It’s a scorching Friday morning. Squinting out the sun is necessary. A small crowd occupies the few pockets of shade to be found near the entrance to Montréal’s Grand Bibliothèque. Performers gather in the public area wearing long, rough-sewn yellow vests, grey-blue street clothes and sunglasses. The intervention entitled Bells 13 is the Festival TransAmériques (FTA) edition of Robin Poitras’ Bell Works series, created for her Rouge-gorge performance company. In this instance, Poitras chose thirteen artists – all of them well respected for their own creative endeavours. They seem to have two directives: to walk in stream-like patterns with their folding stools and sleigh bells in hand, or to sit and make a clamouring din (loud enough to at least challenge the inextinguishable voice of the city).
The performers sit on their stools, their knees widespread and the bells strung over their thighs. They make a rhythmic baby-jouncing movement that is unembellished by other gestures.
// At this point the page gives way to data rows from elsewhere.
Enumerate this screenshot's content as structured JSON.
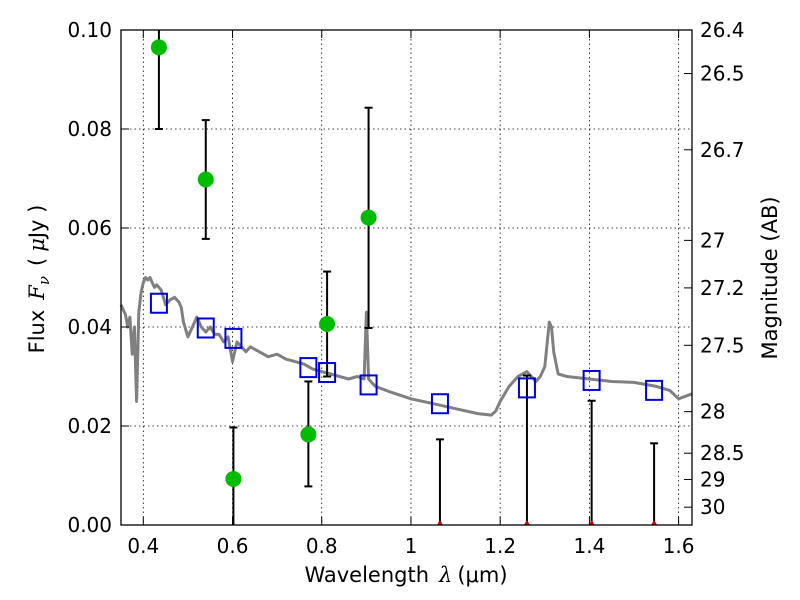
{
  "chart_data": {
    "type": "scatter",
    "xlabel": {
      "prefix": "Wavelength",
      "symbol": "λ",
      "unit": "(μm)"
    },
    "ylabel": {
      "prefix": "Flux",
      "symbol": "F",
      "subscript": "ν",
      "unit_open": "(",
      "unit_mu": "μ",
      "unit_rest": "Jy )"
    },
    "y2label": "Magnitude (AB)",
    "xlim": [
      0.35,
      1.63
    ],
    "ylim": [
      0.0,
      0.1
    ],
    "x_ticks": [
      {
        "value": 0.4,
        "label": "0.4"
      },
      {
        "value": 0.6,
        "label": "0.6"
      },
      {
        "value": 0.8,
        "label": "0.8"
      },
      {
        "value": 1.0,
        "label": "1"
      },
      {
        "value": 1.2,
        "label": "1.2"
      },
      {
        "value": 1.4,
        "label": "1.4"
      },
      {
        "value": 1.6,
        "label": "1.6"
      }
    ],
    "y_ticks": [
      {
        "value": 0.0,
        "label": "0.00"
      },
      {
        "value": 0.02,
        "label": "0.02"
      },
      {
        "value": 0.04,
        "label": "0.04"
      },
      {
        "value": 0.06,
        "label": "0.06"
      },
      {
        "value": 0.08,
        "label": "0.08"
      },
      {
        "value": 0.1,
        "label": "0.10"
      }
    ],
    "mag_ticks": [
      {
        "flux": 0.1,
        "label": "26.4"
      },
      {
        "flux": 0.0912,
        "label": "26.5"
      },
      {
        "flux": 0.0758,
        "label": "26.7"
      },
      {
        "flux": 0.0575,
        "label": "27"
      },
      {
        "flux": 0.0479,
        "label": "27.2"
      },
      {
        "flux": 0.0363,
        "label": "27.5"
      },
      {
        "flux": 0.0229,
        "label": "28"
      },
      {
        "flux": 0.0145,
        "label": "28.5"
      },
      {
        "flux": 0.0092,
        "label": "29"
      },
      {
        "flux": 0.0036,
        "label": "30"
      }
    ],
    "grid": true,
    "colors": {
      "model": "#808080",
      "observed": "#00bb00",
      "model_photometry": "#0000dd",
      "upper_limit_marker": "#cc0000",
      "errorbar": "#000000"
    },
    "model_spectrum": {
      "name": "",
      "x": [
        0.35,
        0.355,
        0.36,
        0.365,
        0.37,
        0.375,
        0.38,
        0.385,
        0.39,
        0.395,
        0.4,
        0.405,
        0.41,
        0.415,
        0.42,
        0.425,
        0.43,
        0.44,
        0.45,
        0.46,
        0.47,
        0.48,
        0.485,
        0.49,
        0.5,
        0.51,
        0.52,
        0.53,
        0.54,
        0.55,
        0.56,
        0.57,
        0.58,
        0.59,
        0.6,
        0.61,
        0.62,
        0.63,
        0.64,
        0.65,
        0.66,
        0.68,
        0.7,
        0.72,
        0.74,
        0.76,
        0.78,
        0.8,
        0.82,
        0.84,
        0.86,
        0.88,
        0.895,
        0.9,
        0.905,
        0.91,
        0.92,
        0.95,
        1.0,
        1.05,
        1.1,
        1.15,
        1.18,
        1.19,
        1.2,
        1.22,
        1.24,
        1.26,
        1.28,
        1.29,
        1.3,
        1.31,
        1.315,
        1.32,
        1.33,
        1.35,
        1.4,
        1.45,
        1.5,
        1.55,
        1.58,
        1.6,
        1.63
      ],
      "y": [
        0.0445,
        0.0435,
        0.0425,
        0.04,
        0.042,
        0.0345,
        0.04,
        0.025,
        0.043,
        0.047,
        0.049,
        0.05,
        0.0495,
        0.05,
        0.049,
        0.048,
        0.0485,
        0.0475,
        0.0445,
        0.0455,
        0.046,
        0.045,
        0.044,
        0.041,
        0.038,
        0.04,
        0.042,
        0.04,
        0.039,
        0.04,
        0.0385,
        0.0385,
        0.037,
        0.038,
        0.033,
        0.037,
        0.036,
        0.035,
        0.036,
        0.0355,
        0.035,
        0.034,
        0.0345,
        0.0335,
        0.033,
        0.0325,
        0.0315,
        0.031,
        0.0305,
        0.03,
        0.0295,
        0.03,
        0.0295,
        0.043,
        0.0295,
        0.029,
        0.028,
        0.027,
        0.0255,
        0.0245,
        0.0235,
        0.0225,
        0.0222,
        0.023,
        0.025,
        0.028,
        0.03,
        0.031,
        0.029,
        0.03,
        0.032,
        0.041,
        0.04,
        0.035,
        0.0305,
        0.03,
        0.0295,
        0.029,
        0.0288,
        0.028,
        0.0272,
        0.0255,
        0.0265
      ]
    },
    "model_photometry": {
      "name": "",
      "x": [
        0.435,
        0.54,
        0.602,
        0.77,
        0.812,
        0.905,
        1.065,
        1.26,
        1.405,
        1.545
      ],
      "y": [
        0.0448,
        0.0398,
        0.0377,
        0.0318,
        0.0308,
        0.0283,
        0.0245,
        0.0277,
        0.0292,
        0.0272
      ]
    },
    "observed": {
      "name": "",
      "points": [
        {
          "x": 0.435,
          "y": 0.0965,
          "y_low": 0.08,
          "y_high": 0.1
        },
        {
          "x": 0.54,
          "y": 0.0698,
          "y_low": 0.0578,
          "y_high": 0.0818
        },
        {
          "x": 0.602,
          "y": 0.0093,
          "y_low": 0.0,
          "y_high": 0.0197
        },
        {
          "x": 0.77,
          "y": 0.0183,
          "y_low": 0.0078,
          "y_high": 0.029
        },
        {
          "x": 0.812,
          "y": 0.0406,
          "y_low": 0.03,
          "y_high": 0.0512
        },
        {
          "x": 0.905,
          "y": 0.0621,
          "y_low": 0.0398,
          "y_high": 0.0843
        }
      ]
    },
    "upper_limits": {
      "name": "",
      "points": [
        {
          "x": 1.065,
          "y": 0.0,
          "y_high": 0.0173
        },
        {
          "x": 1.26,
          "y": 0.0,
          "y_high": 0.0302
        },
        {
          "x": 1.405,
          "y": 0.0,
          "y_high": 0.0251
        },
        {
          "x": 1.545,
          "y": 0.0,
          "y_high": 0.0165
        }
      ]
    }
  }
}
On such a hot day the effort of repetition shows itself in the sweat on their foreheads. The performers’ canary-coloured outfits make me think of crossing guards, but it is more satisfying to imagine them as Clydesdales or Morgans – the summertime calèche horses of Montréal’s Old Port – or as off-course reindeer decked out in bells. While sitting, the performers’ arms generally fall by their sides, unless they need to alleviate a stitch or burning hip flexor and then float their limbs in the air. They sit and bounce their knees in front of the library, their gaze forward and casual. Then again near the Saint Laurent Metro station, and again, ascendant on the concrete steps of a plaza near Place des Arts, before one by one gathering their things and wandering off in the direction of the festival’s Quartier Général.
There are few choreographic changes to watch for during the seated parts of the hour-long piece, but lots to hear in the constant clatter. Although the Place des Festivals was unfortunately busy with the music of other performances, Bells 13 is, in any case, best heard from within: the dynamic spacing of bodies invites observers to circulate between the sounds strewn across Poitras’ selected outdoor locations. As I meander between two performers, or find myself at the hub of three or four, I am rewarded with the stereophonic popping of the bells’ different tones and textures. With Cage-ian ears, audience members find the pulse of the song, lean in to it attentively and listen. The clashing ring is joyous. Poitras herself best embodies that lovely ecstasy of noise and seems buoyed by performing in the heat.
Between sit-ins, the performers make processions single- or double-file, first west along De Maisonneuve and then continuing along Sainte-Catherine. They hold their bells ceremoniously in the crooks of their left elbows, palms upturned. The audience falls in step and together we form a parade, the performers’ pollen-tinted vests reminding me of a procession of Tibetan monks. I hear passersby wonder aloud if last year’s casseroles protests may have started up again under new colours, but with old sounds.